For years now, Justice Souter had come to be seen as a reliable vote on the side of the court's liberal justices and despite being acknowledged as a keen intellect, his tenure on the court will likely be seen as unexceptional. Unlike a Scalia, he was not an icon for any particularly staunch philosophical view of constitutional interpretation. He did not occupy a pragmatic (sometimes indecipherable) middle in the way of Kennedy which makes him the obsessive focus of court watchers in every close case. And unlike Justice Brennan (whom he replaced) he was not a coalition builder with any penchant for shaping close opinions that could garner a majority for his preferred outcomes. Instead, Justice Souter will most likely be remembered as an independent-minded elder Bush appointee who upset Republican expectations of a reliable conservative vote for Scalia and surprisingly reaffirmed the constitutionality of the court's previous abortion decisions in Planned Parenthood v. Casey (1992).
An excerpt:
This pattern gave rise to a widespread view of Justice Souter as a misfit or a loner, not quite in touch with modern life.
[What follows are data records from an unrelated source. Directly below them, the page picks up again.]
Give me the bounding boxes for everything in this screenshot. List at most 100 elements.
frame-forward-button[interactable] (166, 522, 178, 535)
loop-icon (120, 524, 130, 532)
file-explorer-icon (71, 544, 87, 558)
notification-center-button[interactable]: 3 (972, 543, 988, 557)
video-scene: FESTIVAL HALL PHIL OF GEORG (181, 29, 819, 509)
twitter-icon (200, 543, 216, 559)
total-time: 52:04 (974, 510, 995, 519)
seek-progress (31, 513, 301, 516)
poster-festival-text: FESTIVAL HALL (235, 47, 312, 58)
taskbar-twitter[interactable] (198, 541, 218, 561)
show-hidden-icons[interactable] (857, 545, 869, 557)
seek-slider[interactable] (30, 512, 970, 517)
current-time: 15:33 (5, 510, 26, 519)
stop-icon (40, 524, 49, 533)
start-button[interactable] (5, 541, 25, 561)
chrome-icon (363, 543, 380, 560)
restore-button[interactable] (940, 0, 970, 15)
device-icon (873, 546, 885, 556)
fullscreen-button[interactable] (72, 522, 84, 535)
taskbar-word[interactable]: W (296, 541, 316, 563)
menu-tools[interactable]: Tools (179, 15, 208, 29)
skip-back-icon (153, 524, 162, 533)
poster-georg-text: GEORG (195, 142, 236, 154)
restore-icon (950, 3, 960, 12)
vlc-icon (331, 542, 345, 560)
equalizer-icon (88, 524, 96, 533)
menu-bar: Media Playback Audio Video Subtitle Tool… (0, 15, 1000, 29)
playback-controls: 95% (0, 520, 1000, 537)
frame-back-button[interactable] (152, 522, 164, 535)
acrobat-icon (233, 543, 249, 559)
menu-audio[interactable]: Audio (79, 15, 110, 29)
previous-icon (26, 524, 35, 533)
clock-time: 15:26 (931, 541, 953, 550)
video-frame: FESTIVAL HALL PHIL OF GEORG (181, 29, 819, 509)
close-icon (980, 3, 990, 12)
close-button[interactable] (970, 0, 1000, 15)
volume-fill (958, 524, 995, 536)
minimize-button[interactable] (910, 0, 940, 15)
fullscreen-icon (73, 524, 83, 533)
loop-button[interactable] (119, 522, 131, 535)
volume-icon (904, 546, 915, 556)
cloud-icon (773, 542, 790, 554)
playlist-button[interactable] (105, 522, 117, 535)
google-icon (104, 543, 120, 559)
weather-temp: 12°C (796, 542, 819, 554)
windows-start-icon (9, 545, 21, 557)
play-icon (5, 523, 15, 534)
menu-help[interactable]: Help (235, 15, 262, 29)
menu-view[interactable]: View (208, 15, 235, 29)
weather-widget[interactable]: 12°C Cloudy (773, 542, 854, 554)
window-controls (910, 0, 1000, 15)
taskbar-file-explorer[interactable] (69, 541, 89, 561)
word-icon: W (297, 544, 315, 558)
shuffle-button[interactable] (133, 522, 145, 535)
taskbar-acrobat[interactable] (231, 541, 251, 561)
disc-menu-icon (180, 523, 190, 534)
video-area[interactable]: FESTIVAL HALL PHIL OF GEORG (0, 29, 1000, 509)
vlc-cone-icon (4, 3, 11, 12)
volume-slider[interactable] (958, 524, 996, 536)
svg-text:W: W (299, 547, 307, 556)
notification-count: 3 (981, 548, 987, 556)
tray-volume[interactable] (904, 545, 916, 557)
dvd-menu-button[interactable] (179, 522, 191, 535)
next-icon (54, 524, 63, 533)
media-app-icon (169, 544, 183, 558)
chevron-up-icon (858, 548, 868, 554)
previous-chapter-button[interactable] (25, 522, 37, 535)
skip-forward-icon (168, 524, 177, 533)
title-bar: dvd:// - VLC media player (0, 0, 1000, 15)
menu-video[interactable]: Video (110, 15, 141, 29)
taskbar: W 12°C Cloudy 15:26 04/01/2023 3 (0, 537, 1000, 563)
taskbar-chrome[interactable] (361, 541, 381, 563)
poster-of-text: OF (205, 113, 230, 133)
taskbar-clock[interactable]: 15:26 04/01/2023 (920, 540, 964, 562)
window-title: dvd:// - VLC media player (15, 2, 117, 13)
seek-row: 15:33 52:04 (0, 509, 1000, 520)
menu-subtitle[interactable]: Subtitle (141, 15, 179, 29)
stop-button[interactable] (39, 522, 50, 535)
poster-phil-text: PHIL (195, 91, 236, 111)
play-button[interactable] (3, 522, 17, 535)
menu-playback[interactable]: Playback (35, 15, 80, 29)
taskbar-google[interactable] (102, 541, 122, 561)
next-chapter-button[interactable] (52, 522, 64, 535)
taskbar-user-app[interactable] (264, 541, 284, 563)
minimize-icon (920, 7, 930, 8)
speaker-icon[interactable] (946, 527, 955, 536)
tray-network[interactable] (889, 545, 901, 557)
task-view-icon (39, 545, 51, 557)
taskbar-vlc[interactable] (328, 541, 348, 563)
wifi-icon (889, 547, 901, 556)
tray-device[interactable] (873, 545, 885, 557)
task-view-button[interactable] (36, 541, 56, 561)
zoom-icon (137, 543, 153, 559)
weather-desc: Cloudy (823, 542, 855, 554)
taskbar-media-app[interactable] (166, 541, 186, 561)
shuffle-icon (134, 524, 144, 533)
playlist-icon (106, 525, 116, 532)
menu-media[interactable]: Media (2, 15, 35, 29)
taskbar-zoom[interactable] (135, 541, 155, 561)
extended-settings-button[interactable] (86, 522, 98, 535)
But to focus on his eccentricities — his daily lunch of yogurt and an apple, core and all; the absence of a computer in his personal office — is to miss the essence of a man who in fact is perfectly suited to his job, just not to its trappings. His polite but persistent questioning of lawyers who appear before the court displays his meticulous preparation and his mastery of the case at hand and the cases relevant to it. Far from being out of touch with the modern world, he has simply refused to surrender to it control over aspects of his own life that give him deep contentment: hiking, sailing, time with old friends, reading history.